Becoming a parent and being a parent is a universal shared experience. Regardless of what all the parenting articles, books and classes tell you, the uncomfortable truth is each subsequent pregnancy and each child is a different experience altogether, eluding the one size fits all mentality.
When Ansam and Naura learned of their second pregnancy, they had already been raising a daughter together. During the course of the pregnancy and at birth of their son, Neil, not much contrasted with the first one. It was not until Neil was 5 months old, they learned how different things would actually be.
Whilst there are diagnostic tests that can help identify Down Syndrome during a pregnancy, Ansam and Naura having no concerns regarding the matter at that time, had no reason to opt for such a test. It is also common to diagnose a baby with down syndrome after birth based on the physical appearance, as features associated with the condition are evident. As Neil lacked such features, this was also not the case.
When Neil was 5-months old, a doctor who had a hunch recommended doing a blood test to confirm the presence of extra material from chromosome 21. However, the test was not one that could be done in Maldives, so a blood sample is taken and sent abroad to do the testing. The parents were told that it would take up to three weeks for the results to come out – beginning 3 long weeks of agony.
In these 3 weeks, Ansam & Naura began to learn about down syndrome as much as could and prep themselves for what the results could be. Yes, Neil had down syndrome. Despite all the preparations during the three weeks, it broke their hearts when they got the test results. There was a lot of crying as well. But that very same day, together they decided that it was the last day they would cry over this fact. And there, began acceptance that this is the reality.
Neil is 9-years old now. Although he shows cognitive delays just like most children with down syndrome, otherwise he is a healthy little boy. Ansam & Naura have over time adopted a very positive attitude when it comes to raising Neil whilst avoiding so much of focusing on the ‘down syndrome’ aspect. Altogether, they are a very happy family – living their best life.

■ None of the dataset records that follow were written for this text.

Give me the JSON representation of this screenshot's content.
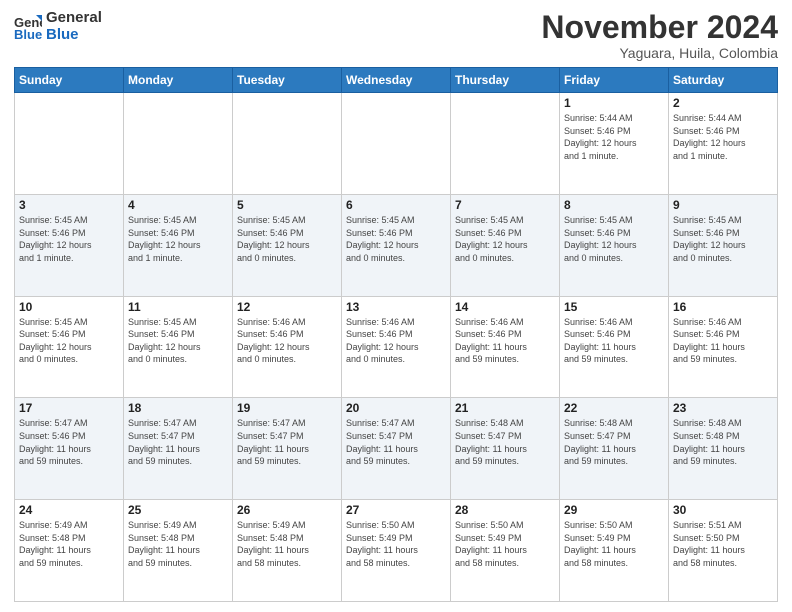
{
  "logo": {
    "line1": "General",
    "line2": "Blue"
  },
  "header": {
    "month_year": "November 2024",
    "location": "Yaguara, Huila, Colombia"
  },
  "weekdays": [
    "Sunday",
    "Monday",
    "Tuesday",
    "Wednesday",
    "Thursday",
    "Friday",
    "Saturday"
  ],
  "weeks": [
    [
      {
        "day": "",
        "info": ""
      },
      {
        "day": "",
        "info": ""
      },
      {
        "day": "",
        "info": ""
      },
      {
        "day": "",
        "info": ""
      },
      {
        "day": "",
        "info": ""
      },
      {
        "day": "1",
        "info": "Sunrise: 5:44 AM\nSunset: 5:46 PM\nDaylight: 12 hours\nand 1 minute."
      },
      {
        "day": "2",
        "info": "Sunrise: 5:44 AM\nSunset: 5:46 PM\nDaylight: 12 hours\nand 1 minute."
      }
    ],
    [
      {
        "day": "3",
        "info": "Sunrise: 5:45 AM\nSunset: 5:46 PM\nDaylight: 12 hours\nand 1 minute."
      },
      {
        "day": "4",
        "info": "Sunrise: 5:45 AM\nSunset: 5:46 PM\nDaylight: 12 hours\nand 1 minute."
      },
      {
        "day": "5",
        "info": "Sunrise: 5:45 AM\nSunset: 5:46 PM\nDaylight: 12 hours\nand 0 minutes."
      },
      {
        "day": "6",
        "info": "Sunrise: 5:45 AM\nSunset: 5:46 PM\nDaylight: 12 hours\nand 0 minutes."
      },
      {
        "day": "7",
        "info": "Sunrise: 5:45 AM\nSunset: 5:46 PM\nDaylight: 12 hours\nand 0 minutes."
      },
      {
        "day": "8",
        "info": "Sunrise: 5:45 AM\nSunset: 5:46 PM\nDaylight: 12 hours\nand 0 minutes."
      },
      {
        "day": "9",
        "info": "Sunrise: 5:45 AM\nSunset: 5:46 PM\nDaylight: 12 hours\nand 0 minutes."
      }
    ],
    [
      {
        "day": "10",
        "info": "Sunrise: 5:45 AM\nSunset: 5:46 PM\nDaylight: 12 hours\nand 0 minutes."
      },
      {
        "day": "11",
        "info": "Sunrise: 5:45 AM\nSunset: 5:46 PM\nDaylight: 12 hours\nand 0 minutes."
      },
      {
        "day": "12",
        "info": "Sunrise: 5:46 AM\nSunset: 5:46 PM\nDaylight: 12 hours\nand 0 minutes."
      },
      {
        "day": "13",
        "info": "Sunrise: 5:46 AM\nSunset: 5:46 PM\nDaylight: 12 hours\nand 0 minutes."
      },
      {
        "day": "14",
        "info": "Sunrise: 5:46 AM\nSunset: 5:46 PM\nDaylight: 11 hours\nand 59 minutes."
      },
      {
        "day": "15",
        "info": "Sunrise: 5:46 AM\nSunset: 5:46 PM\nDaylight: 11 hours\nand 59 minutes."
      },
      {
        "day": "16",
        "info": "Sunrise: 5:46 AM\nSunset: 5:46 PM\nDaylight: 11 hours\nand 59 minutes."
      }
    ],
    [
      {
        "day": "17",
        "info": "Sunrise: 5:47 AM\nSunset: 5:46 PM\nDaylight: 11 hours\nand 59 minutes."
      },
      {
        "day": "18",
        "info": "Sunrise: 5:47 AM\nSunset: 5:47 PM\nDaylight: 11 hours\nand 59 minutes."
      },
      {
        "day": "19",
        "info": "Sunrise: 5:47 AM\nSunset: 5:47 PM\nDaylight: 11 hours\nand 59 minutes."
      },
      {
        "day": "20",
        "info": "Sunrise: 5:47 AM\nSunset: 5:47 PM\nDaylight: 11 hours\nand 59 minutes."
      },
      {
        "day": "21",
        "info": "Sunrise: 5:48 AM\nSunset: 5:47 PM\nDaylight: 11 hours\nand 59 minutes."
      },
      {
        "day": "22",
        "info": "Sunrise: 5:48 AM\nSunset: 5:47 PM\nDaylight: 11 hours\nand 59 minutes."
      },
      {
        "day": "23",
        "info": "Sunrise: 5:48 AM\nSunset: 5:48 PM\nDaylight: 11 hours\nand 59 minutes."
      }
    ],
    [
      {
        "day": "24",
        "info": "Sunrise: 5:49 AM\nSunset: 5:48 PM\nDaylight: 11 hours\nand 59 minutes."
      },
      {
        "day": "25",
        "info": "Sunrise: 5:49 AM\nSunset: 5:48 PM\nDaylight: 11 hours\nand 59 minutes."
      },
      {
        "day": "26",
        "info": "Sunrise: 5:49 AM\nSunset: 5:48 PM\nDaylight: 11 hours\nand 58 minutes."
      },
      {
        "day": "27",
        "info": "Sunrise: 5:50 AM\nSunset: 5:49 PM\nDaylight: 11 hours\nand 58 minutes."
      },
      {
        "day": "28",
        "info": "Sunrise: 5:50 AM\nSunset: 5:49 PM\nDaylight: 11 hours\nand 58 minutes."
      },
      {
        "day": "29",
        "info": "Sunrise: 5:50 AM\nSunset: 5:49 PM\nDaylight: 11 hours\nand 58 minutes."
      },
      {
        "day": "30",
        "info": "Sunrise: 5:51 AM\nSunset: 5:50 PM\nDaylight: 11 hours\nand 58 minutes."
      }
    ]
  ]
}
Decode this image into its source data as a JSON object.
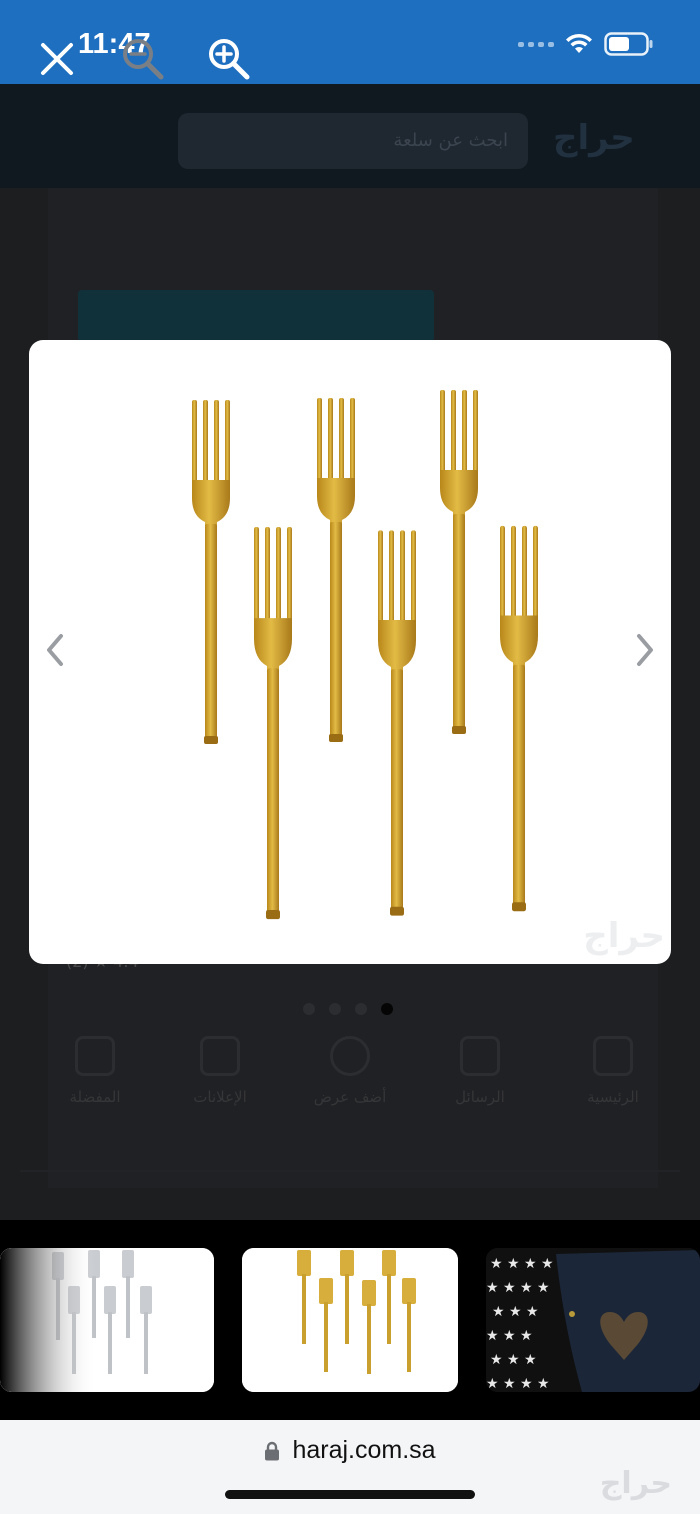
{
  "status_bar": {
    "time": "11:47",
    "icons": [
      "signal-dots",
      "wifi-icon",
      "battery-icon"
    ]
  },
  "toolbar": {
    "icons": [
      "close-icon",
      "zoom-out-icon",
      "zoom-in-icon"
    ]
  },
  "background_page": {
    "search_placeholder": "ابحث عن سلعة",
    "logo": "حراج",
    "rating_text": "(2) ★ 4.4",
    "pagination": {
      "total": 4,
      "active": 4
    },
    "nav_labels": [
      "الرئيسية",
      "الرسائل",
      "أضف عرض",
      "الإعلانات",
      "المفضلة"
    ]
  },
  "viewer": {
    "image": "gold-forks-set",
    "fork_count": 6,
    "watermark": "حراج",
    "prev_icon": "chevron-left-icon",
    "next_icon": "chevron-right-icon"
  },
  "thumbnails": [
    {
      "image": "silver-forks",
      "selected": false
    },
    {
      "image": "gold-forks",
      "selected": true
    },
    {
      "image": "black-heart-tray",
      "selected": false
    }
  ],
  "browser": {
    "url": "haraj.com.sa",
    "lock_icon": "lock-icon",
    "watermark": "حراج"
  },
  "colors": {
    "status_blue": "#1e6fc0",
    "gold": "#d4a82a",
    "toolbar_dark": "#101820"
  }
}
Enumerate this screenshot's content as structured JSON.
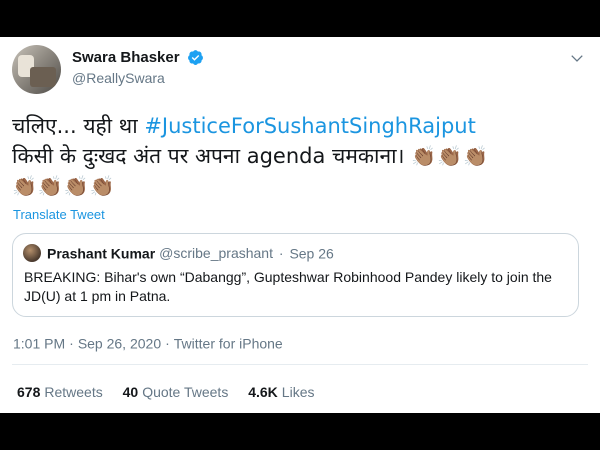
{
  "author": {
    "display_name": "Swara Bhasker",
    "handle": "@ReallySwara",
    "verified_icon": "verified-badge-icon"
  },
  "tweet": {
    "text_prefix": "चलिए... यही था ",
    "hashtag": "#JusticeForSushantSinghRajput",
    "text_line2": "किसी के दुःखद अंत पर अपना agenda चमकाना। ",
    "claps_line2": "👏🏽👏🏽👏🏽",
    "claps_line3": "👏🏽👏🏽👏🏽👏🏽",
    "translate_label": "Translate Tweet"
  },
  "quoted_tweet": {
    "display_name": "Prashant Kumar",
    "handle": "@scribe_prashant",
    "separator": "·",
    "date": "Sep 26",
    "text": "BREAKING: Bihar's own “Dabangg”, Gupteshwar Robinhood Pandey likely to join the JD(U) at 1 pm in Patna."
  },
  "meta": {
    "time": "1:01 PM",
    "separator": "·",
    "date": "Sep 26, 2020",
    "source": "Twitter for iPhone"
  },
  "stats": {
    "retweets_count": "678",
    "retweets_label": "Retweets",
    "quotes_count": "40",
    "quotes_label": "Quote Tweets",
    "likes_count": "4.6K",
    "likes_label": "Likes"
  },
  "colors": {
    "link": "#1b95e0",
    "text": "#14171a",
    "secondary": "#657786",
    "border": "#ccd6dd",
    "verified": "#1da1f2"
  }
}
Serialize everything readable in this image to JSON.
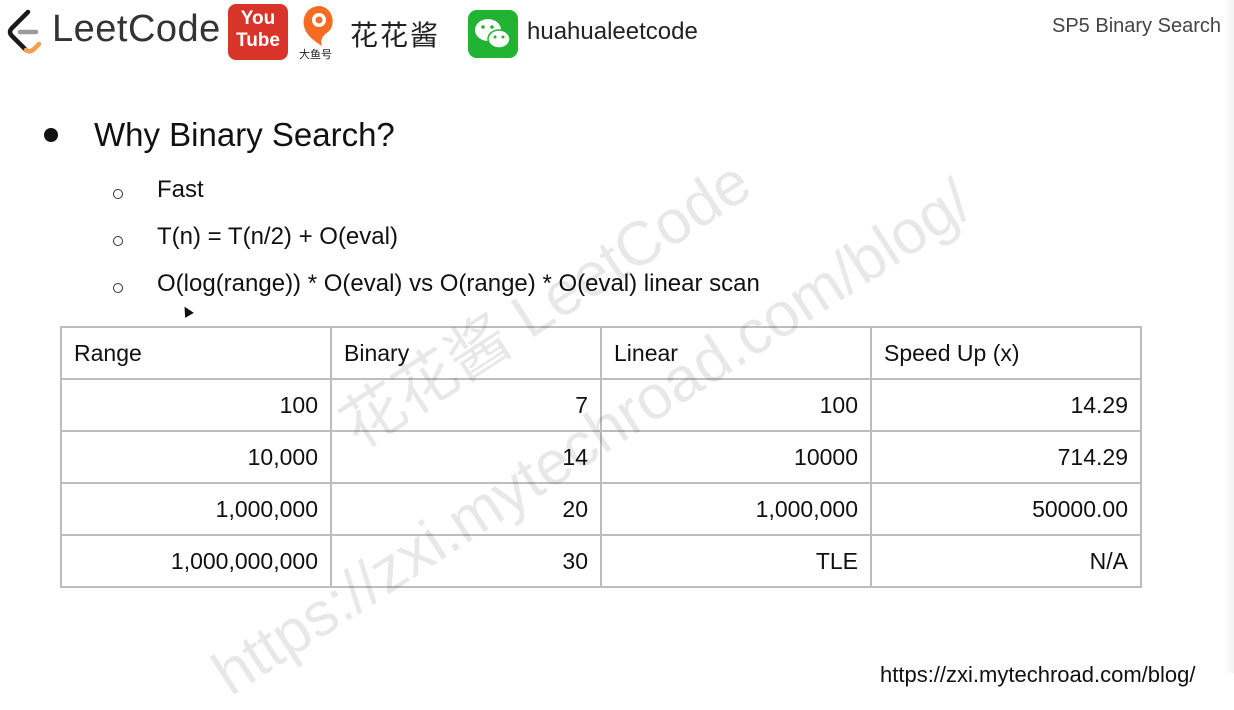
{
  "header": {
    "brand_name": "LeetCode",
    "youtube_line1": "You",
    "youtube_line2": "Tube",
    "douyu_label": "大鱼号",
    "channel_name_cn": "花花酱",
    "wechat_account": "huahualeetcode",
    "slide_section": "SP5 Binary Search",
    "colors": {
      "youtube": "#d8342a",
      "wechat": "#21b333",
      "douyu": "#f36c21",
      "leetcode_orange": "#f0a14a"
    }
  },
  "content": {
    "title": "Why Binary Search?",
    "bullets": [
      "Fast",
      "T(n) = T(n/2) + O(eval)",
      "O(log(range)) * O(eval) vs O(range) * O(eval) linear scan"
    ]
  },
  "table": {
    "headers": [
      "Range",
      "Binary",
      "Linear",
      "Speed Up (x)"
    ],
    "rows": [
      [
        "100",
        "7",
        "100",
        "14.29"
      ],
      [
        "10,000",
        "14",
        "10000",
        "714.29"
      ],
      [
        "1,000,000",
        "20",
        "1,000,000",
        "50000.00"
      ],
      [
        "1,000,000,000",
        "30",
        "TLE",
        "N/A"
      ]
    ]
  },
  "watermark": {
    "line1": "花花酱 LeetCode",
    "line2": "https://zxi.mytechroad.com/blog/"
  },
  "footer": {
    "url_partial": "https://zxi.mytechroad.com/blog/"
  }
}
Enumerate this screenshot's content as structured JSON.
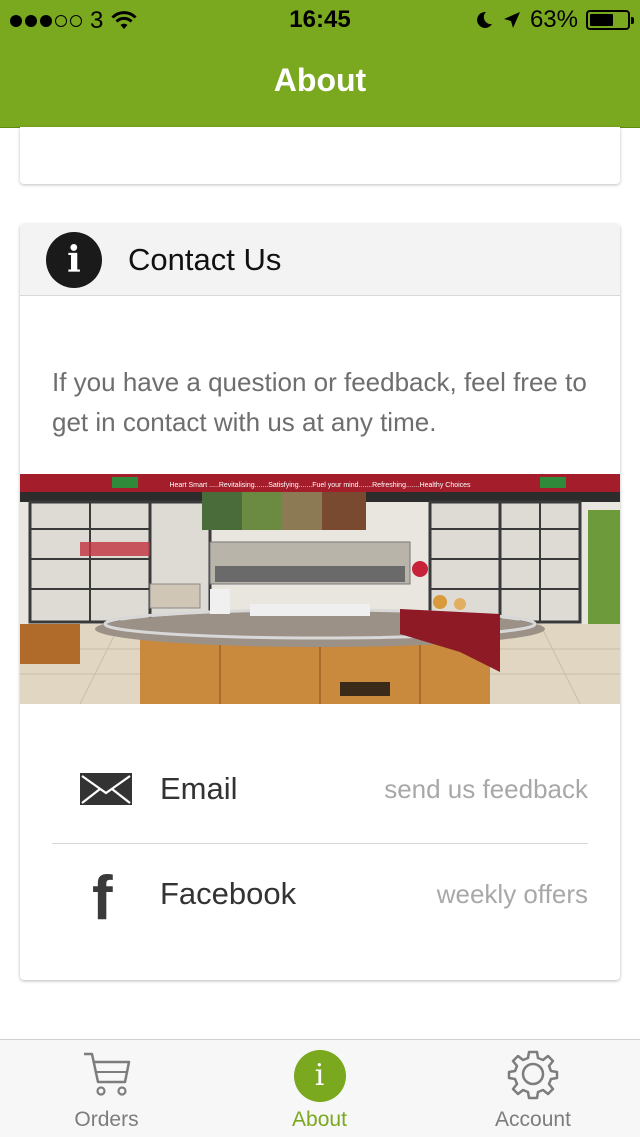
{
  "status_bar": {
    "carrier": "3",
    "signal_full": 3,
    "signal_total": 5,
    "time": "16:45",
    "battery": "63%",
    "battery_level": 0.63
  },
  "header": {
    "title": "About"
  },
  "contact": {
    "title": "Contact Us",
    "intro": "If you have a question or feedback, feel free to get in contact with us at any time."
  },
  "photo": {
    "banner_text": "Heart Smart .....Revitalising.......Satisfying.......Fuel your mind.......Refreshing.......Healthy Choices"
  },
  "rows": {
    "email_label": "Email",
    "email_hint": "send us feedback",
    "facebook_label": "Facebook",
    "facebook_hint": "weekly offers"
  },
  "tabs": {
    "orders": "Orders",
    "about": "About",
    "about_icon_letter": "i",
    "account": "Account"
  },
  "colors": {
    "accent": "#7aa81f",
    "tab_inactive": "#7d7d7d"
  }
}
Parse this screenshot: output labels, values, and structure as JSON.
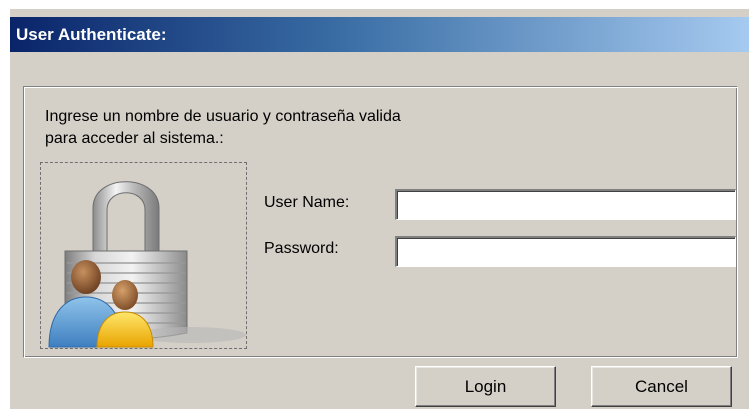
{
  "window": {
    "title": "User Authenticate:",
    "titlebar_gradient": [
      "#0a246a",
      "#3a6ea5",
      "#a6caf0"
    ],
    "background": "#d4d0c8"
  },
  "panel": {
    "instructions_line1": "Ingrese un nombre de usuario y contraseña valida",
    "instructions_line2": "para acceder al sistema.:",
    "image_icon": "padlock-users-icon"
  },
  "form": {
    "username_label": "User Name:",
    "username_value": "",
    "password_label": "Password:",
    "password_value": ""
  },
  "buttons": {
    "login_label": "Login",
    "cancel_label": "Cancel"
  }
}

One thing, however, they like the rest of the parents who have children with down syndrome ask for is more awareness within the society regarding the condition in addition to acceptance of individuals with down syndrome. The dream of an inclusive community.
To achieve this goal, Ansam has also founded an NGO, Beautiful Eyes, that works towards increasing awareness regarding down syndrome. Beautiful Eyes also supports parents with children who have down syndrome in addition to helping children get the therapies they require and advocate for their rights to education healthcare & employment etc.
In addition to this, what Ansam & Naura could ask as parents to a child with down syndrome is for the common availability of services that individuals with down syndrome require – which in the Maldives even now is a scarcity.